The 2006 criteria required at least one clinical and one laboratory manifestation for classification, emphasizing major thrombotic and obstetric events and requiring the presence of LA, aCL, or anti-β2GPI detected on two occasions at least 12 weeks apart [10]. By contrast, the 2023 ACR/EULAR criteria introduce more specific definitions and include new clinical domains such as microvascular involvement, valvular disease, and thrombocytopenia [11]. These changes reflect the broader spectrum of APS manifestations and assign diagnostic weight according to the strength of supporting evidence [16,20]. Key updates in the 2023 laboratory criteria include a weighted stratification of LA, aCL, and anti-β2GPI. Notably, isolated LA positivity and IgM isotypes of aCL and anti-β2GPI contribute only one point each in the new system. Thus, none of these findings alone is sufficient for APS classification in the absence of additional criteria [21].

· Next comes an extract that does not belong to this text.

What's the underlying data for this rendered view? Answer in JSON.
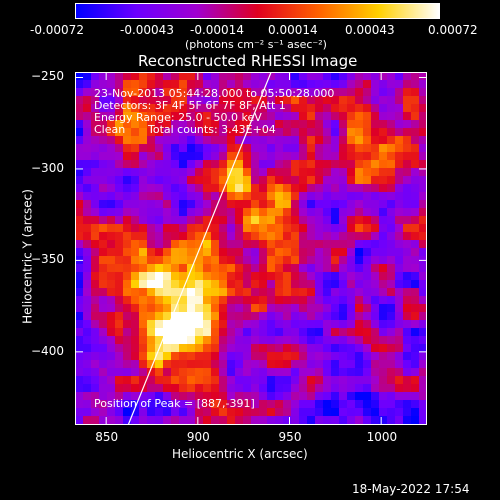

This immunologic thrombophilia is estimated to be present in up to 5% of the general population [22]. Several studies have reported that individuals positive for aPL have an increased incidence of thrombotic events, even in the absence of previous clinical symptoms [22,23]. Persistent positivity is associated with a higher risk of arterial and venous thrombosis, especially in triple-positive patients [[23], [24], [25]] or in the presence of other risk factors [26]. However, other studies have not demonstrated an increased thrombotic risk [27]. Moreover, no additional serological thrombotic risk factors have been identified beyond triple positivity [25,28]. Given these conflicting findings, it remains unclear whether aPL carriage is associated with an increased risk of developing clinical manifestations of APS.
In addition, the recent changes in classification criteria have introduced two substantial modifications. First, the current risk stratification has abandoned the distinction between aCL and anti-β2GPI in favor of categorization by isotype (IgM vs IgG) and antibody titer. The risk profile of patients according to this new classification remains unknown, especially in individuals positive for aPL of IgM isotypes and isolated LA, both of which are no longer considered classifiable. Second, it is unclear whether these patients can develop microvascular thrombotic manifestations, which have only recently been incorporated into the classification, as well as thrombocytopenia and cardiac valve disease. Moreover, the proposed point-based classification system was designed with the aim of associating higher clinical domain scores with an increased risk of thrombotic or obstetric events; however, this risk-stratification feature of the classification has not yet been formally validated.
The primary objectives of this study were to report the incidence of clinical manifestations in individuals positive for aPL during follow-up, and to determine the time to onset of such manifestations. The secondary objectives were to evaluate the impact of specific serological domains on the development of clinical features, and to assess whether the updated 2023 ACR/EULAR scoring system effectively stratifies the risk or predicts clinical progression.